I am often asked ‘where is the best place to locate a Knowledge Management function?’ From my own experience on KM programmes I have observed that the organisational arrangements can have a significant impact upon achieving the desired level of adoption.
Typically, there are a number of options for ‘reporting lines’ for Knowledge Management. The option chosen is often determined by where the biggest business need has first been identified. Or sometimes it can simply be the result of an executive manager being given the responsibility to drive KM.
Common areas from where KM might be led are:
- Human Resource or Talent Management function; supporting for example, capability development, training, succession planning, or mentoring programmes.
- IT or Information Management function; where a KM team might have responsibility for bedding in document and records management systems, or co-ordinating the company intranet and adoption of collaboration tools.
- Technical specialist departments; facilitating, for example, the introduction of communities of practice for sharing and developing a technical knowledge base.
- Sales and Marketing function; deploying KM directed at customer and business intelligence, bid management or improving consistency of service delivery.
- Programme or Project Management function; improving lessons learned processes.
Another approach can be to set up KM act as a separate function altogether, providing knowledge services that are called upon by areas of the organisation as required.
There are pros and cons to each of these options.
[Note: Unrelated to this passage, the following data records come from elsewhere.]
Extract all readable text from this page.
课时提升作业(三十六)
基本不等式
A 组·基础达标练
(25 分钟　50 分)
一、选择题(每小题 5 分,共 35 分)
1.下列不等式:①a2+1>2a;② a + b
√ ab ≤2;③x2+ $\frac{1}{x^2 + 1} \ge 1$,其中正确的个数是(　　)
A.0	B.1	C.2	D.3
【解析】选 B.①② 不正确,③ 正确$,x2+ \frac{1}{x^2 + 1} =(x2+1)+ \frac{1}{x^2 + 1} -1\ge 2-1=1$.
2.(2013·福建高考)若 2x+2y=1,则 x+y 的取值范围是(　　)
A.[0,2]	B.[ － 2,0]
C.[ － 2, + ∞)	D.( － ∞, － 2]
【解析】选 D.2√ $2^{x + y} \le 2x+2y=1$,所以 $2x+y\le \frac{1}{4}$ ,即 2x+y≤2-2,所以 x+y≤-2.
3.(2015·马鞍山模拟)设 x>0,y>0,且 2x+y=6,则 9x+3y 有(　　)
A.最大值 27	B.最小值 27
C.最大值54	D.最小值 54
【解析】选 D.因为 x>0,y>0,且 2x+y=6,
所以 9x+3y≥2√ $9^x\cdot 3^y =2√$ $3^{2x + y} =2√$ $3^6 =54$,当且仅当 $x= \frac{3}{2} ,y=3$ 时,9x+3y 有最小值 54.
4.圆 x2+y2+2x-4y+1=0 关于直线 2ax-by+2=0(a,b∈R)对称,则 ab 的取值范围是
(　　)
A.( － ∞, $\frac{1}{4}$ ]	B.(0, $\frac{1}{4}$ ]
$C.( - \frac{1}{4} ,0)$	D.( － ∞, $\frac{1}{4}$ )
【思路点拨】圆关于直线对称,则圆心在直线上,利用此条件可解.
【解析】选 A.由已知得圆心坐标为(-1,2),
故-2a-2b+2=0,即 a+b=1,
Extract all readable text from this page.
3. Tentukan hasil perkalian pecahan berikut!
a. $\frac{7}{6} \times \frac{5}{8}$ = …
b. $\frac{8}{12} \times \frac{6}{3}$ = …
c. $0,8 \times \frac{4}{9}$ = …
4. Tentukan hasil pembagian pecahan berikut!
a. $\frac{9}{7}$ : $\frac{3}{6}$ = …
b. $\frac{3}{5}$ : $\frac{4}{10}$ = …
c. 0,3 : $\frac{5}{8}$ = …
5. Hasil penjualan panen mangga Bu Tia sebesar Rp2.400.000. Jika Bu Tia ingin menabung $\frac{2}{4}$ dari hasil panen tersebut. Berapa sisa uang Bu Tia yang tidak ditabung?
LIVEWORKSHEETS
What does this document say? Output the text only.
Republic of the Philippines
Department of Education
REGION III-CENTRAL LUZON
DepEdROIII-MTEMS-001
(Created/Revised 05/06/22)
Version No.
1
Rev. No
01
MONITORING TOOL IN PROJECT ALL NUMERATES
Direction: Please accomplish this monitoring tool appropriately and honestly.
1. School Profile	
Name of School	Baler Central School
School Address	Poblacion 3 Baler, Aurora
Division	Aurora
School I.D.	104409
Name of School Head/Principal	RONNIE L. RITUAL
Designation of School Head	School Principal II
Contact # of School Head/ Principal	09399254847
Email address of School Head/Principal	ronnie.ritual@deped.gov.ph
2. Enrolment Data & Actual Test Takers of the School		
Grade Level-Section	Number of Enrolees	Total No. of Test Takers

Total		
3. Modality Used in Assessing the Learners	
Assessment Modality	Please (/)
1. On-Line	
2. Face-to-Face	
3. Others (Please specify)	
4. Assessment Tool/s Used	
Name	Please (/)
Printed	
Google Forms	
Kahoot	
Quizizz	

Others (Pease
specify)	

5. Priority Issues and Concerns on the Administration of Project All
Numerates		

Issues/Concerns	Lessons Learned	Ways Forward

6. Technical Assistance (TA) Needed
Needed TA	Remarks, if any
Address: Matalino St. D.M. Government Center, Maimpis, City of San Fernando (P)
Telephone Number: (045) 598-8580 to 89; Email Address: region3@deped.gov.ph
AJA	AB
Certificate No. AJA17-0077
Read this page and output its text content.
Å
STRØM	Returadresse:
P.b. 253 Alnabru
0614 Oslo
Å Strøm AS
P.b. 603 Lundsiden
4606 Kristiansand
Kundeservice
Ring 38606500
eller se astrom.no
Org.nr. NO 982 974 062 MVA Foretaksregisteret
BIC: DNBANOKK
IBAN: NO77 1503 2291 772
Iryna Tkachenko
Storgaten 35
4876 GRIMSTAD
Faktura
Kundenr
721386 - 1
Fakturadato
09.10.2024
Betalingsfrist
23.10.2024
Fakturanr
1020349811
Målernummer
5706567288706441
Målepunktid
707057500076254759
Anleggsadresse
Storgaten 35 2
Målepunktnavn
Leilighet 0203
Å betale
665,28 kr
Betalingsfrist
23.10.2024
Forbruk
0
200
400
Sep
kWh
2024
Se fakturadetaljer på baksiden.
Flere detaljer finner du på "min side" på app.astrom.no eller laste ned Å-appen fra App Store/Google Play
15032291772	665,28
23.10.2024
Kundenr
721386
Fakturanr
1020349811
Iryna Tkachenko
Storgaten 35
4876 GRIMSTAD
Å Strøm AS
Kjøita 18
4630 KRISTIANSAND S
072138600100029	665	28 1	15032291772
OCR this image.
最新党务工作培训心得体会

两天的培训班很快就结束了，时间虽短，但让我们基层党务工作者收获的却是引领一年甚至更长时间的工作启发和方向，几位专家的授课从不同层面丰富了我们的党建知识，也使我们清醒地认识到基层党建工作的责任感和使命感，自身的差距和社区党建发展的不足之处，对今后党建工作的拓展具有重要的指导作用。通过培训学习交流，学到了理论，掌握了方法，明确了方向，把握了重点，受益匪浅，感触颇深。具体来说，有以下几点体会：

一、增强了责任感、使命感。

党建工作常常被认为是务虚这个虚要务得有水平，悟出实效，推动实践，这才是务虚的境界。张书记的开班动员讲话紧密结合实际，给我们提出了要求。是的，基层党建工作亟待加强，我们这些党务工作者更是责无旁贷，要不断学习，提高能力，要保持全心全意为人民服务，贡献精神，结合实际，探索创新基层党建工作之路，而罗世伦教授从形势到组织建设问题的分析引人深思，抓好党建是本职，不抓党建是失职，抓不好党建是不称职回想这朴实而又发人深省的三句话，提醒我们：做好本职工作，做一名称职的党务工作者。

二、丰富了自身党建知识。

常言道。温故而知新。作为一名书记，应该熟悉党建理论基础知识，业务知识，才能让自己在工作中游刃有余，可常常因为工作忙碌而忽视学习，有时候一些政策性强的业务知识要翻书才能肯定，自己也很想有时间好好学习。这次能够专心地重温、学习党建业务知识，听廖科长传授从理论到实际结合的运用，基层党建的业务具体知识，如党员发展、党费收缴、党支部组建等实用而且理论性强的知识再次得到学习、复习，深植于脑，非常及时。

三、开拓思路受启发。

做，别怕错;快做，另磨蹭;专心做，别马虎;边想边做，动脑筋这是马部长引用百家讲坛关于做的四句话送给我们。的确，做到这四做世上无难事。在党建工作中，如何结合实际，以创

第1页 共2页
Associating Knowledge Management with a single function can limit company-wide uptake. Equally, building KM as a separate function can limit its impact if there is insufficient pull from the business.
Gaining traction for KM change will depend upon several factors. The existence of influential senior level sponsors is an important factor; as is a clear alignment with the overall business objectives. For change to happen KM must ultimately be identified as delivering real value.
It is also important to acknowledge that the locus of KM may change over time; as the organisation itself undergoes a transformation, or when business priorities shift.
Knowledge Management arrangements on the Moorside Project
The KM arrangements at NuGen illustrate many of these issues. At the outset of the Moorside project the coordination of KM was established within the Design Authority function. There were specific business reasons for this. Managing design knowledge was to be a key enabler for NuGen in establishing and maintain the Design Authority capability. Furthermore, that capability had to be set up early in the programme in order to meet regulatory expectations as well as move forward on other early ‘critical path’ activities.
Within the nuclear industry there are regulations that place formal obligations on a nuclear licensee’s Design Authority (DA). The DA has responsibility for ensuring that a design knowledge base is established, preserved and expanded with experience. Additionally, the DA is responsible for ensuring that the knowledge of the design needed for safe plant operation and maintenance is available across the operating organisation.
The design knowledge base encompasses a broad range of data, information and knowledge. This includes, for example, design rationale and assumptions, experimental and research knowledge, functional and safety requirements, as well as learning from operating experience (both within the organisation and from the wider industry).
The priority to set up the DA capability and to establish a design knowledge base provided the initial rationale for the KM arrangements. However, it was acknowledged we needed to balance the specific Design Authority requirements with broader business needs for KM. To this end it was likely that the KM reporting line would change as the Moorside programme progressed. Human Resources or the Programme Management Office were areas that were considered as a longer-term home for KM.
The Knowledge Management strategic framework (outlined in the previous Blog) was set up from the outset to address both design knowledge management as well as the broader business requirements. For example, a ‘KM Steering Group’ was introduced as part of governance. This group would draw upon membership from across the business to help identify knowledge risks and priorities. Furthermore, each of the business functions were mandated, through the management system, to produce and maintain ‘KM Plans’ for their area.
So the question ‘where is the best place to locate a KM function?’ does not have a straightforward answer. Rather, it is specific to the business context and business needs of the organisation. As with any change initiative, the effectiveness of the Knowledge Management programme should be monitored to assess whether it is achieving its objectives. If an existing programme is not achieving the desired impact then changes to the reporting line for KM may be considered.